My favorite among the strips finds Calvin telling Hobbes this: “I like to verb words.”
He goes on: “I take nouns and adjectives and use them as verbs. Remember when ‘access’ was a thing? Now it’s something you do. It got verbed.”
“Verbing,” he says, “weirds language.”
Hobbes responds: “Maybe we can eventually make language a complete impediment to understanding.”
It was funny back then, but I’m not laughing any more. In fact, if last week I went all Bah on the overuse of Christmasy music in seasonal advertising, this week I’m opening up a giant can of Humbug on the verbing of nouns that comes around this time of year.

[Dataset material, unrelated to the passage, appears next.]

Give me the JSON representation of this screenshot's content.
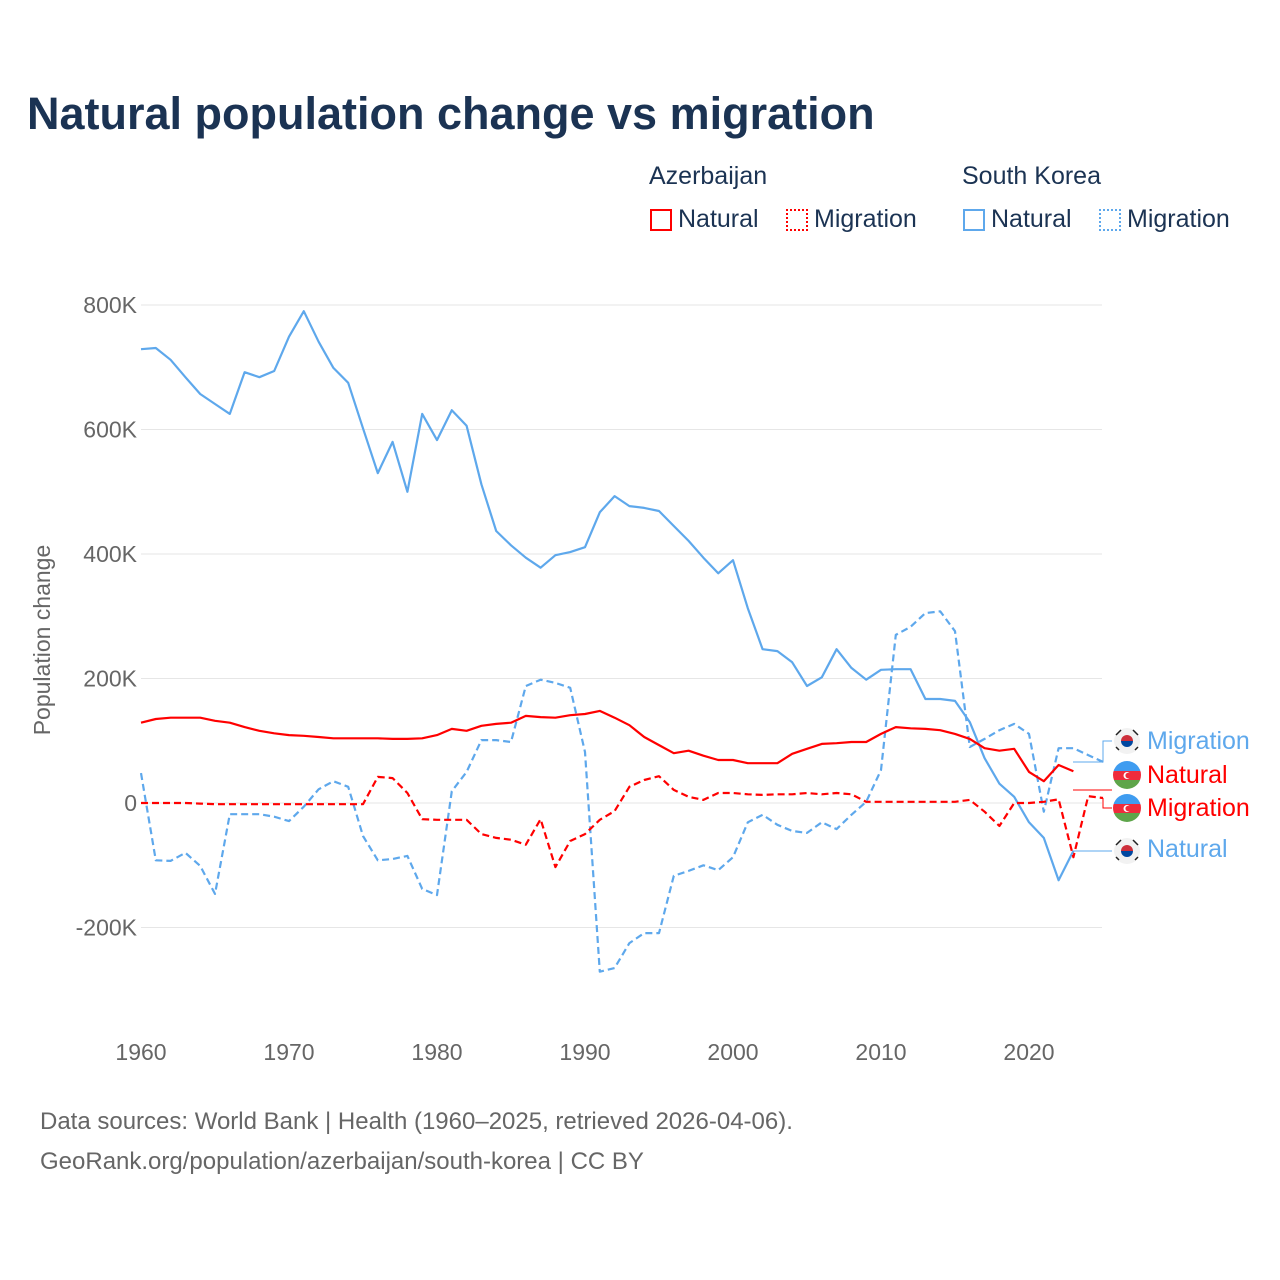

It’s a little game I play with myself that began a few years ago when A Big Worldwide Coffee Shop Conglomerate invited me via a sticker on its door to “Autumn.” “Let’s Autumn,” it said, and, after I rolled my eyes a lot I decided that it was time to find someplace else for my caffeine fix. It seems like Autumn is about the time that commercial noun verbing begins in earnest, so like some out there who time the seasons by trying to guess when retailers will break out the Christmas decorations, for me, it’s not truly Autumn until some store verbs a noun.
The practice shifts into high gear, though, in tandem with the annual outbreak of too-early Christmas displays. And this year, there are two prime offenders.
One started in early November: a Giant Worldwide Discount Retail Conglomerate (we’re establishing a pattern of culpability here) introduced window statics and small signs reading “Let’s Joy.” I was not aware that one could actually joy.
But as Christmas itself approaches, they’ve upped the annoyance factor with a whole slew of commercials urging me to joy, fully.
Oh I see what they did there! Ha ha! Yes! But, no. No thank you. Not that I don’t want to be joyful, or fully feel joy. It’s just that I am not going to joy to any extent.
As bad as that is, though, there’s another commercial out there that tells me to “Happy the Holidays.” What the what, now? One cannot happy anything. I won’t belabor the point.
It’s another shopping outlet to boycott and, yes, I realize I’m beginning to shrink my available universe of places to shop simply on account of my aversion to their utter abuse of the English language. I’m certain, too, that their crackerjack creatives have come up with similar ways to butcher languages around the world.
And it’s yet another reason for me to shop locally, slogan-free, and joyfully.